Challenger Ltd (ASX: CGF) is one of my favourite shares out of all of my holdings.
A financial management company might not seem like a market-beater when there are so many others on the market like AMP Limited (ASX: AMP), BT Investment Management Ltd (ASX: BTT) and Macquarie Group Ltd (ASX: MQG).
I think the key to Challenger's success is its dominant position in the annuity space. By being the leader in annuities I think the following reasons make it a really good investment:
Growth of the superannuation pool
Australia has one of the world's most envied pension systems. People may have a few complaints about how it's set up or recent changes, but overall it's a big positive for Australia.
Having a system where 9.5% of wage earnings are put towards retirement is a good thing for the individual and other stakeholders.
According to Deloitte it's estimated that Australia's total superannuation assets will reach more than $4 trillion by 2027 and $10 trillion by 2037.
Challenger benefits from this growth when the individual reaches retirement and then they want to turn their capital into a guaranteed source of income.
Ageing population
The age bracket that uses Challenger's services the most are people reaching retirement age. The best definition of this would be people who are aged 65 and over.
The projections are for the number of over-65s to increase by 75% over the next two decades. The baby boomer cohort retiring will be a big boost to Challenger over the coming years.
Japanese growth
Challenger has recently linked up with MS&AD Insurance Group in Japan to provide 20-year fixed-rate annuities.

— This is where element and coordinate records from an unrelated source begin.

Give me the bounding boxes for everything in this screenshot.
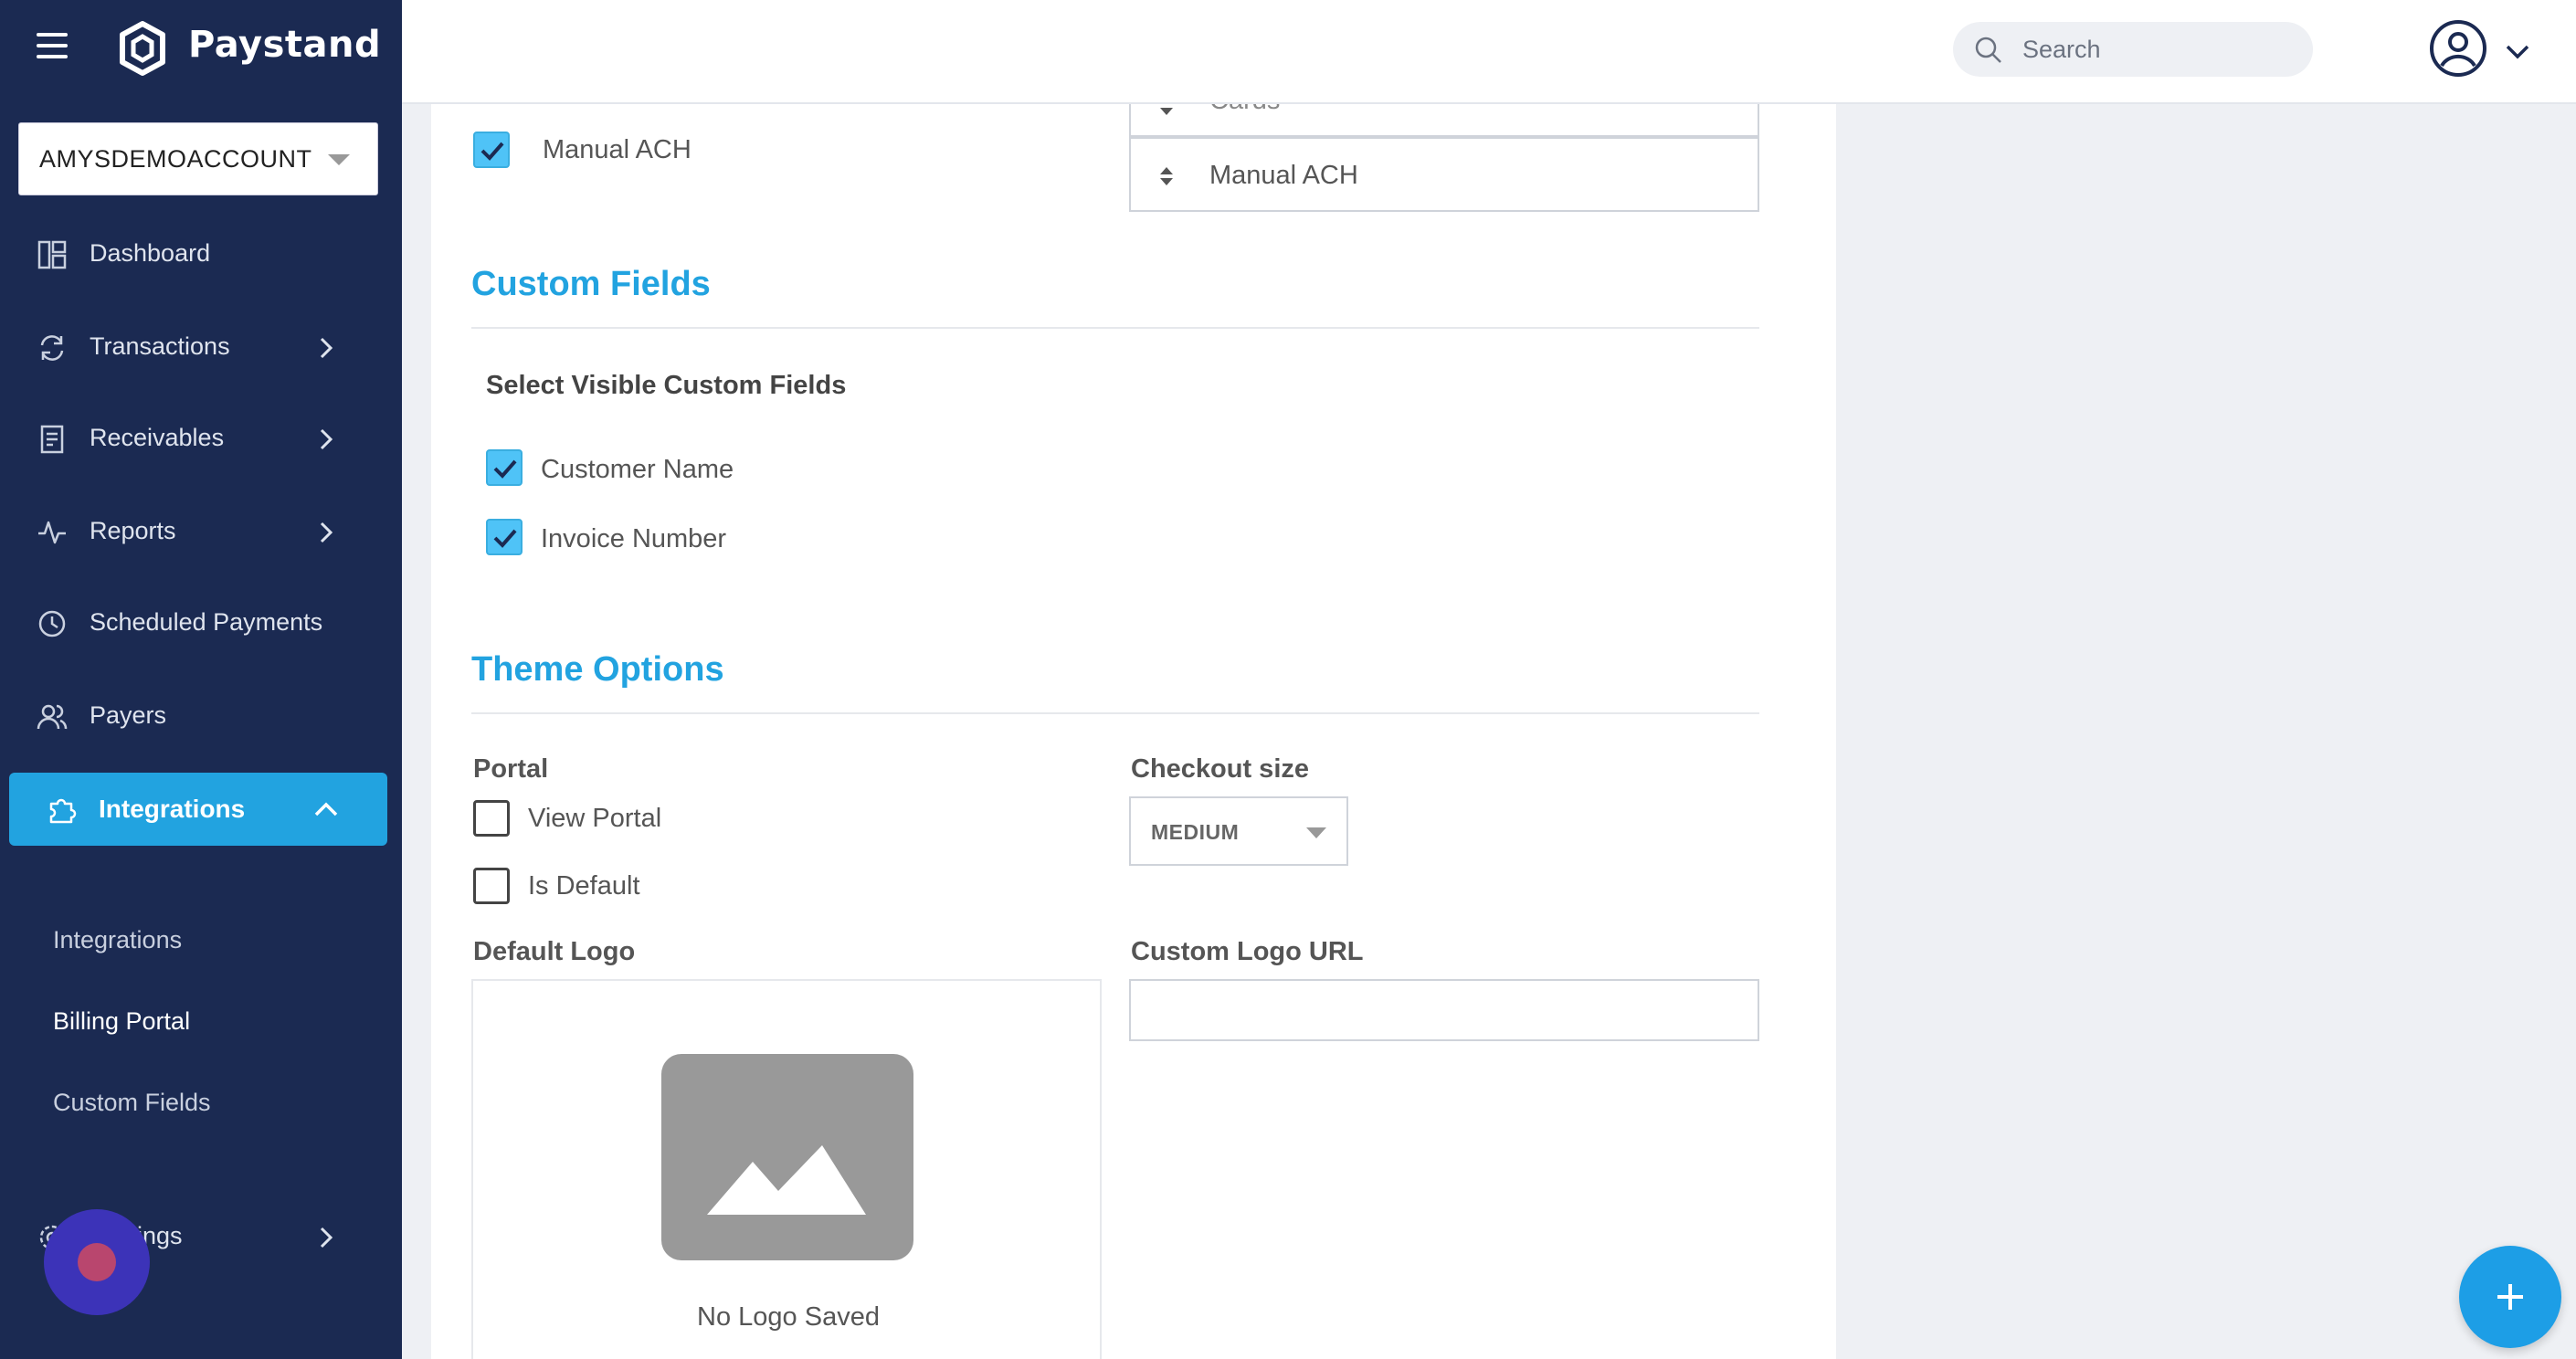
brand-name: Paystand [188,24,382,66]
portal-label: Portal [473,754,549,784]
sidebar-item-label: Scheduled Payments [90,608,323,636]
puzzle-icon [49,798,77,824]
search-input[interactable] [2022,31,2296,68]
is-default-label: Is Default [528,871,640,901]
brand-bar: Paystand [0,0,402,95]
sidebar-item-label: Reports [90,517,176,544]
account-name: AMYSDEMOACCOUNT [39,145,312,173]
sidebar-subitem-custom-fields[interactable]: Custom Fields [53,1089,211,1117]
user-avatar-icon[interactable] [2428,18,2488,79]
manual-ach-checkbox[interactable] [473,132,510,168]
no-logo-text: No Logo Saved [697,1302,880,1332]
sort-arrows-icon [1160,167,1173,185]
plus-icon [2497,1284,2523,1310]
sidebar-item-transactions[interactable]: Transactions [0,311,402,384]
add-button[interactable] [2459,1246,2561,1348]
sidebar-item-payers[interactable]: Payers [0,680,402,753]
view-portal-checkbox[interactable] [473,800,510,837]
dashboard-icon [37,240,67,269]
custom-fields-subhead: Select Visible Custom Fields [486,371,847,400]
sidebar-item-integrations[interactable]: Integrations [9,773,387,846]
default-logo-box: No Logo Saved [471,979,1102,1359]
default-logo-label: Default Logo [473,937,636,966]
record-dot-icon [78,1243,116,1281]
sidebar-item-dashboard[interactable]: Dashboard [0,217,402,290]
invoice-number-label: Invoice Number [541,524,727,553]
is-default-checkbox[interactable] [473,868,510,904]
custom-logo-url-input[interactable] [1129,979,1759,1041]
sort-arrows-icon [1160,108,1173,115]
checkout-size-value: MEDIUM [1151,820,1240,844]
sort-item-label: Manual ACH [1209,161,1358,190]
sidebar-subitem-billing-portal[interactable]: Billing Portal [53,1007,190,1036]
chevron-right-icon [320,337,333,359]
checkmark-icon [493,459,517,479]
sidebar: Paystand AMYSDEMOACCOUNT Dashboard Trans… [0,0,402,1359]
caret-down-icon [1306,827,1326,838]
image-placeholder-icon [661,1054,913,1260]
view-portal-label: View Portal [528,804,662,833]
custom-fields-title: Custom Fields [471,265,711,303]
sort-item-cards[interactable]: Cards [1129,104,1759,137]
custom-logo-url-label: Custom Logo URL [1131,937,1364,966]
caret-down-icon [328,154,350,165]
top-bar [402,0,2576,104]
checkout-size-label: Checkout size [1131,754,1309,784]
activity-icon [38,521,66,544]
sidebar-item-label: Payers [90,701,167,729]
sidebar-item-scheduled-payments[interactable]: Scheduled Payments [0,586,402,659]
chevron-right-icon [320,1227,333,1248]
hamburger-menu-icon[interactable] [37,33,68,58]
checkmark-icon [480,142,504,161]
record-button[interactable] [44,1209,150,1315]
sort-item-label: Cards [1209,104,1280,116]
theme-options-title: Theme Options [471,650,724,689]
checkmark-icon [493,529,517,548]
search-bar[interactable] [1953,22,2313,77]
users-icon [37,704,68,730]
sidebar-item-receivables[interactable]: Receivables [0,402,402,475]
chevron-right-icon [320,428,333,450]
customer-name-checkbox[interactable] [486,449,523,486]
search-icon [1975,37,2001,63]
manual-ach-label: Manual ACH [543,135,692,164]
checkout-size-select[interactable]: MEDIUM [1129,796,1348,866]
sidebar-item-label: Dashboard [90,239,211,267]
sort-item-manual-ach[interactable]: Manual ACH [1129,137,1759,212]
clock-icon [38,610,66,637]
invoice-number-checkbox[interactable] [486,519,523,555]
refresh-icon [40,335,64,361]
sidebar-item-reports[interactable]: Reports [0,495,402,568]
chevron-down-icon[interactable] [2503,37,2532,66]
divider [471,327,1759,329]
sidebar-subitem-integrations[interactable]: Integrations [53,926,182,954]
sidebar-item-label: Transactions [90,332,230,360]
divider [471,712,1759,714]
chevron-right-icon [320,521,333,543]
account-selector[interactable]: AMYSDEMOACCOUNT [18,122,378,195]
sidebar-item-label: Receivables [90,424,225,451]
receipt-icon [40,425,64,454]
sidebar-item-label: Integrations [99,795,246,823]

This isn't Challenger's main focus, but it could be a good part of earnings over the coming years because of how large the Japanese market is. Japan has very low interest rates, so Australia seems attractive in comparison.
Foolish takeaway
Challenger is currently trading at 20x FY18's estimated earnings with a grossed-up dividend yield of 3.68%.
I think Challenger is a very good long-term buy at the current price and I'm looking to buy more if the price dips below $11 again.